The crowd snaked down Dundas Street to University. I ended up walking past all sorts of banners: elementary school teachers, the Toronto homelessness industry, one guy whose sign said simply Rumsfeld is Skeletor. (I tapped his shoulder, and told him I loved the sign; he grinned and flipped it over to reveal the reverse, Chomsky is She-Ra.) Thankfully there was a minimum of the, uh, well, the disquieting signs like Bush-Sharon-Blair War Criminals or Stop Zionist oppressors. I don't want to march with anyone with that sort of message; it's racist and wrong, the anti-war equivalent of the bomb with High jack this rag heads graffiti that got such wide publicity during the Afghan conflict.

There was no real coordination of the chanting. As we walked through the streets, the cheers ranged from simple rhyming slogans, to songs ("If you cannot find Osama, bomb Iraq"), to shouting "Shame!" at the U.S. consulate as the march passed it. (The simplest, and most effective one, was when a lone voice started singing "All we are saying, is give peace a chance". That I joined, enthusiastically.)

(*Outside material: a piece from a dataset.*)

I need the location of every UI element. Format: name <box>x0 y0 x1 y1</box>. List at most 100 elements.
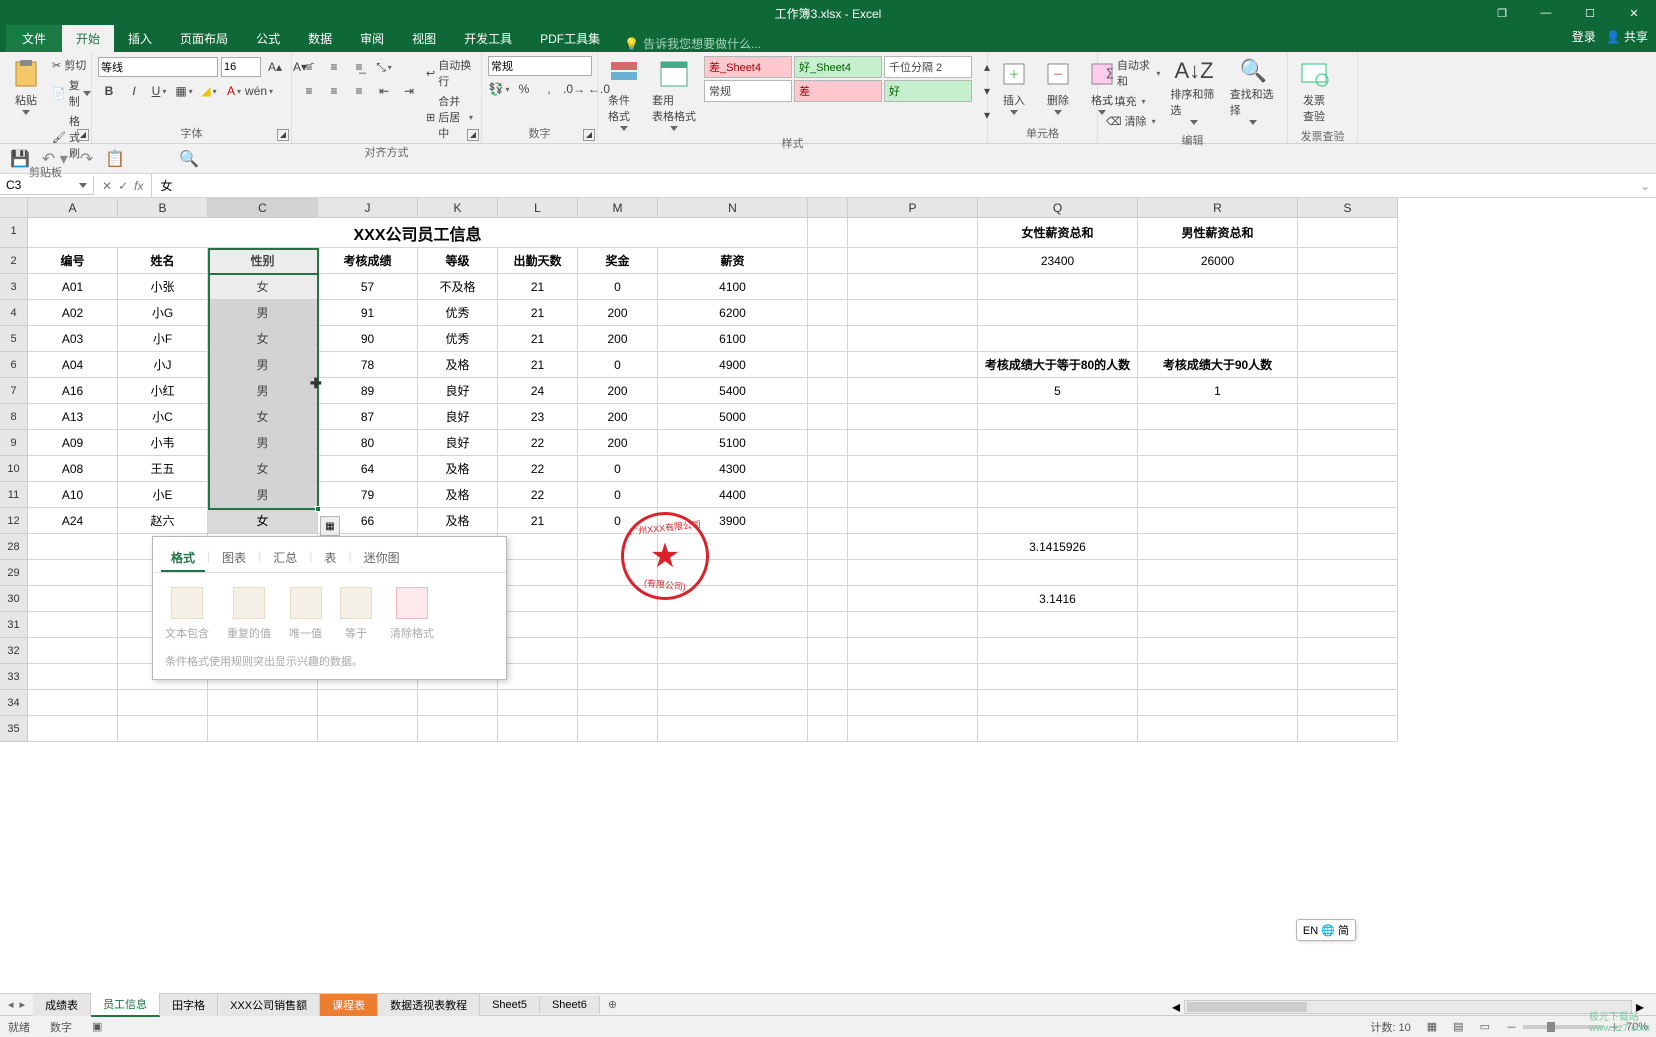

Finally the crowd arrived at Metro Hall, where sadly the off-message types were in their full powers. Signs tried to link animal rights and the Iraqi conflict, the speaker on the podium was a representative of the Toronto homeless industry, and one asshole had brought a fake U.S. flag with a swastika in the corner. (I only half regret not kicking him in the head.)

I left at that point; I was there to protest an Iraq war, not to listen to the TDRC harangue me for donations, not to read socialist newspapers and not to be a fundraising target for Greenpeace. The subway station was packed, but I eventually got on a train. And as I sat back, I wondered: did all this matter? Did any of us make a difference? Did we change any minds in Washington or London, did we stop anything?

But then I realized that it doesn't really matter if we changed things. We spoke out.

We spoke out.

And that's a good start to anything.